- Born: 7 March 1888 Alajuela, Costa Rica
- Died: 29 September 1956 (aged 68) San José, Costa Rica
- Other names: María Teresa Obregón, María Teresa Obregón de Dengo, María Teresa de Dengo
- Occupation(s): Educator, Politician
- Years active: 1906-1956
- Known for: One of the first three female Deputies in Costa Rica, co-founder of the National Liberation Party and teacher's association

= María Teresa Obregón Zamora =

Costa Rican politician

María Teresa Obregón Zamora (1888-1956) was a teacher, suffragist and politician in Costa Rica. She was part of the group that formed the Asociación Nacional de Educadores (ANDE) (National Association of Educators) and fought for women's enfranchisement. After winning the vote, she helped found the National Liberation Party of Costa Rica and was one of the first three women elected as a Deputy of the Legislative Assembly of Costa Rica. In 2002, Obregón was honored as one of the inaugural group of women inducted into La Galería de las Mujeres de Costa Rica (The Women's Gallery of Costa Rica).

==Early life==
María Teresa Obregón Zamora was born on 7 March 1888 in Alajuela, Costa Rica. Her parents were teachers and she was the niece of the educator and founder of the national library, Miguel Obregón Lizano. After completing her primary education at Escuela Central in Alajuela, Obregón attended the Colegio Superior de Señoritas, earning her teaching credentials in 1905.

==Career==
Obregón began teaching the following year at the Escuela Superior de Niñas N° 2 (Girl's High School #2), which later became Escuela Julia Lang (Julia Lang High School). She taught at the school until 1916 and the following year married the educator and intellectual Omar Dengo Guerrero, who was the first director of the country's Normal School. The couple had four children, Jorge Manuel, Omar, Gabriel and María Eugenia and raised them in the city of Heredia. Jorge (1918-2012) would become Vice President of Costa Rica, Gabriel (1922–1999) would become an acclaimed geologist and María Eugenia (1926-2014) became an educator, Minister of Education and Dean of the Education Faculty at the University of Costa Rica. During the early years Obregón was raising her family, she did not teach, but collaborated with her husband in literary and student magazines, such as Universo and Nosotros. Dengo died in 1928 and Obregón returned to teaching to support her family. She first taught elementary students at the Argentine School of Heredia and then in 1929 began teaching at the Normal School of Costa Rica, while she was studying for her examinations to become a professor. Passing the tests in 1932, Obregón became the geography and guidance professor at the Normal School. After four years of teaching at the Normal School, she moved to San José and taught at the Escuela República del Perú, where she remained until her retirement in 1941.
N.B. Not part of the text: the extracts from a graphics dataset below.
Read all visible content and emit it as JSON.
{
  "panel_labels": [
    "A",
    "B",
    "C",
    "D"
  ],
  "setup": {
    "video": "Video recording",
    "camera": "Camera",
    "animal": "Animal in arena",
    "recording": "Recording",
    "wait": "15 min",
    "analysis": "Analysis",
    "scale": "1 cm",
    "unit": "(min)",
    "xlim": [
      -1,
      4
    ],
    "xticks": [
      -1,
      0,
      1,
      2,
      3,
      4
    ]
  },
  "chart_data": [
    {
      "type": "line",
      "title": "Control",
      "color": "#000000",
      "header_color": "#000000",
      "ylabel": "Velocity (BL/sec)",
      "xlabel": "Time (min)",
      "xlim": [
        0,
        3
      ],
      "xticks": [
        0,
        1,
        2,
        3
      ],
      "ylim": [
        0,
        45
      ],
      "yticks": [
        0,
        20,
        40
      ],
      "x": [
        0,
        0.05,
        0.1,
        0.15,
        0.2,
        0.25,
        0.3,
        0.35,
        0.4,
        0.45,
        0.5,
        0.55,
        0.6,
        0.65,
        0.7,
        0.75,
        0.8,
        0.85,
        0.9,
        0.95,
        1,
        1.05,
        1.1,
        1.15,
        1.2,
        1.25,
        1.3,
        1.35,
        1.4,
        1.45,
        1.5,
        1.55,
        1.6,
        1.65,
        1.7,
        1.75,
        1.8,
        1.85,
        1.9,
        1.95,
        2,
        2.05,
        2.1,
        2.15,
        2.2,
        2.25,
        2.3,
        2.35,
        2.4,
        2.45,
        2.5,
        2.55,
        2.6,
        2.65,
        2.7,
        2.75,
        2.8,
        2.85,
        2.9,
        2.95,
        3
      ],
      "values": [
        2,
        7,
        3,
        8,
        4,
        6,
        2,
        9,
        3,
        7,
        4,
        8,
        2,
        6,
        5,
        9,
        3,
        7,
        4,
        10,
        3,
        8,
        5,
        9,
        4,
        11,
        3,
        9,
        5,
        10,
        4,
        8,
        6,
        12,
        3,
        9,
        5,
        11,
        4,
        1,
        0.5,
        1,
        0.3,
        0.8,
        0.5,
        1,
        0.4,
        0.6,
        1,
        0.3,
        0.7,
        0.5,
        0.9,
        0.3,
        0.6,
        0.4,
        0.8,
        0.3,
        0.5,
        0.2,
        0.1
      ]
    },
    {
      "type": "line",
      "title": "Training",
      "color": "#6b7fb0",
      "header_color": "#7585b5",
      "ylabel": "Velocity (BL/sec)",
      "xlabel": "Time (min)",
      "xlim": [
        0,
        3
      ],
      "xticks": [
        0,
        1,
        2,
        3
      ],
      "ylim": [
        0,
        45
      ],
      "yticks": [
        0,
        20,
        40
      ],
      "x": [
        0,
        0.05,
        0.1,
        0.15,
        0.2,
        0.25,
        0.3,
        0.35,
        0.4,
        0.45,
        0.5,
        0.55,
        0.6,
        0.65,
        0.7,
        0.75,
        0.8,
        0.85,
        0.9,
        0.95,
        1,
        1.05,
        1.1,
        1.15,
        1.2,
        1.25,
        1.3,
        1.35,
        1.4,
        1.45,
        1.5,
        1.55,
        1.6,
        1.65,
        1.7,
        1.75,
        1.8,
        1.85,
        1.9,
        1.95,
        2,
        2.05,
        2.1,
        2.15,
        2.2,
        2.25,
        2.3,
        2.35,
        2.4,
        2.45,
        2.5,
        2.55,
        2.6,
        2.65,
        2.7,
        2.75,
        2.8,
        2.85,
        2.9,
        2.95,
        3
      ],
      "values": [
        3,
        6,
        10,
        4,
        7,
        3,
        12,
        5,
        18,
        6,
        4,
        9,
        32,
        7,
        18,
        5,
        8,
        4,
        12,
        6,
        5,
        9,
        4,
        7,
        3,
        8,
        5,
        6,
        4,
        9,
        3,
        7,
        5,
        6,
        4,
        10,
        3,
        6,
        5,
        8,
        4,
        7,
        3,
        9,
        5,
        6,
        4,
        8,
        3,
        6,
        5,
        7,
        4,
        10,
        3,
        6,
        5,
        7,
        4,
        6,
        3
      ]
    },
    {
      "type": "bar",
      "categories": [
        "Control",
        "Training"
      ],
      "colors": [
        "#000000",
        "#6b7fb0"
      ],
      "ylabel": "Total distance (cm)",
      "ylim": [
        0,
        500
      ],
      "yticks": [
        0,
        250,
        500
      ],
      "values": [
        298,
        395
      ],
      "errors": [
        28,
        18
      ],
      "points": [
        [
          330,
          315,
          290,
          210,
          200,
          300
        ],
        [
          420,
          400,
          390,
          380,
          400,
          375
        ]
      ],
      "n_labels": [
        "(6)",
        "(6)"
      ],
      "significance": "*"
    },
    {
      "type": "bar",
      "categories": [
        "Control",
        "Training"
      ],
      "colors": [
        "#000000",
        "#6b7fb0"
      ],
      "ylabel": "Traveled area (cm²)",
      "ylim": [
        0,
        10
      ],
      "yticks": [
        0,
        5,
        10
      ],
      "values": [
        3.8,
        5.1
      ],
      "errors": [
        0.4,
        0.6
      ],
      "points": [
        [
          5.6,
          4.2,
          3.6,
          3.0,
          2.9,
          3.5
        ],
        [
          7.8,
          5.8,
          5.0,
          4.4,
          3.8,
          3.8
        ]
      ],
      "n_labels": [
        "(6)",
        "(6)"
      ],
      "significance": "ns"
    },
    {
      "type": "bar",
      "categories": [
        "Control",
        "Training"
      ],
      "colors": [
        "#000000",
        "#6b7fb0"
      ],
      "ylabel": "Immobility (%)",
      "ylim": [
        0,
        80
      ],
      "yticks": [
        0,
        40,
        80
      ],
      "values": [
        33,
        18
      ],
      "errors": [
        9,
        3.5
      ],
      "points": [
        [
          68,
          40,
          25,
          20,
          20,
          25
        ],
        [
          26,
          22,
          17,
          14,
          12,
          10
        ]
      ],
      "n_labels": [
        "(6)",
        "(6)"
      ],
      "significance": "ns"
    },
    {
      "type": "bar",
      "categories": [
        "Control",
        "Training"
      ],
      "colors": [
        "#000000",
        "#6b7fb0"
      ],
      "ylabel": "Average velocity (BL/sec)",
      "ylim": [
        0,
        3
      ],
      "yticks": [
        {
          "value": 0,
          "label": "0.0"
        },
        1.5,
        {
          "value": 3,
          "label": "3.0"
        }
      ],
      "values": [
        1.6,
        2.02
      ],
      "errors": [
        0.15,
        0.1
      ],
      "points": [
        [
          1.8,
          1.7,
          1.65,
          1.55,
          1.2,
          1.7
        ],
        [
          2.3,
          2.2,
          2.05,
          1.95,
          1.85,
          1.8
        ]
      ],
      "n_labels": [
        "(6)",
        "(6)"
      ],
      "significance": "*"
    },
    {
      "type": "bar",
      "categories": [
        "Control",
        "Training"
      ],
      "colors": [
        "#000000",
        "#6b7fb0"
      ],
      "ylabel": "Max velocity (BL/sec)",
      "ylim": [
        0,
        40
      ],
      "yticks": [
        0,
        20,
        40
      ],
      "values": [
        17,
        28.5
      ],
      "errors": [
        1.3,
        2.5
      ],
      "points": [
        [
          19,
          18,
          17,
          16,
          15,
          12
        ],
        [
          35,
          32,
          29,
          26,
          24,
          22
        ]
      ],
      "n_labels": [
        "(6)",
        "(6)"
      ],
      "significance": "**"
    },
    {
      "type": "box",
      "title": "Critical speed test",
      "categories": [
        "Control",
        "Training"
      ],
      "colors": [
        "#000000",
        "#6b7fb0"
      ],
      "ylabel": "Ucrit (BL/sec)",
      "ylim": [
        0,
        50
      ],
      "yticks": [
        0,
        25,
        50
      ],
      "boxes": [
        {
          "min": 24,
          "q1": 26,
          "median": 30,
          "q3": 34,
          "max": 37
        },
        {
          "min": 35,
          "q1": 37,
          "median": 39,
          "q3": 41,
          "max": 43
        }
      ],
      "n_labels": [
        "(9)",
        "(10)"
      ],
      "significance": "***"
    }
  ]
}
After her retirement, Obregón continued to teach privately and began working with activists and organizers to improve the education system and political access of women in the country. She was one of the co-founders of the Asociación Nacional de Educadores (ANDE)(National Association of Educators) and she served on the Board of Education for San José. In 1943, she joined with students and women in the protests known as the "Women of May 15" to oppose prohibitions to women's political participation and press for suffrage. In 1947, Obregón joined Emma Gamboa and they organized a group of women including Clarisa Blanco, Rosario Brenes de Facio, Amalia Chavarría de Rossi, Claudia Cortés, Aurelia Pinto de Ross, María del Rosario Quirós Salazar, Etilma Romero de Segura, Cristina Salazar de Esquivel, and Marta Uribe de Pagés to demonstrate with around 5,000 other participants against electoral irregularities and fraud in the upcoming election in 1948. The elections sparked the Costa Rican Civil War and at war's end, women finally gained the right to vote and participate in politics.

Between 1948 and 1952, Obregón served in the Ministry of Education overseeing baccalaureate exams and in 1951 served as a delegate of the Inter-American Commission of Women. That same year, she became a co-founder of the National Liberation Party (Partido Liberación Nacional (PLN)) and headed the Women's Committee for the party. Obregón was one of the first three women delegates to win a seat in the Costa Rican legislature, when in 1953, the first election in which women were allowed to vote, she, Ana Rosa Chacón and Estela Quesada won seats in the House of Deputies. She served as first Secretary of the Board of the Legislative Assembly and is credited as the first woman to deliver a speech in the Legislative Assembly. Obregón died in office on 29 September 1956 before her term had expired.

==Legacy==
In 2002, Obregón was inducted into La Galería de las Mujeres de Costa Rica (The Women's Gallery of Costa Rica) as one of the inaugural group of women for her contributions to education and founding of the national teacher's association. The National Development Plan adopted in 2010, to improve the infrastructure and guide the country's governance, bears her name.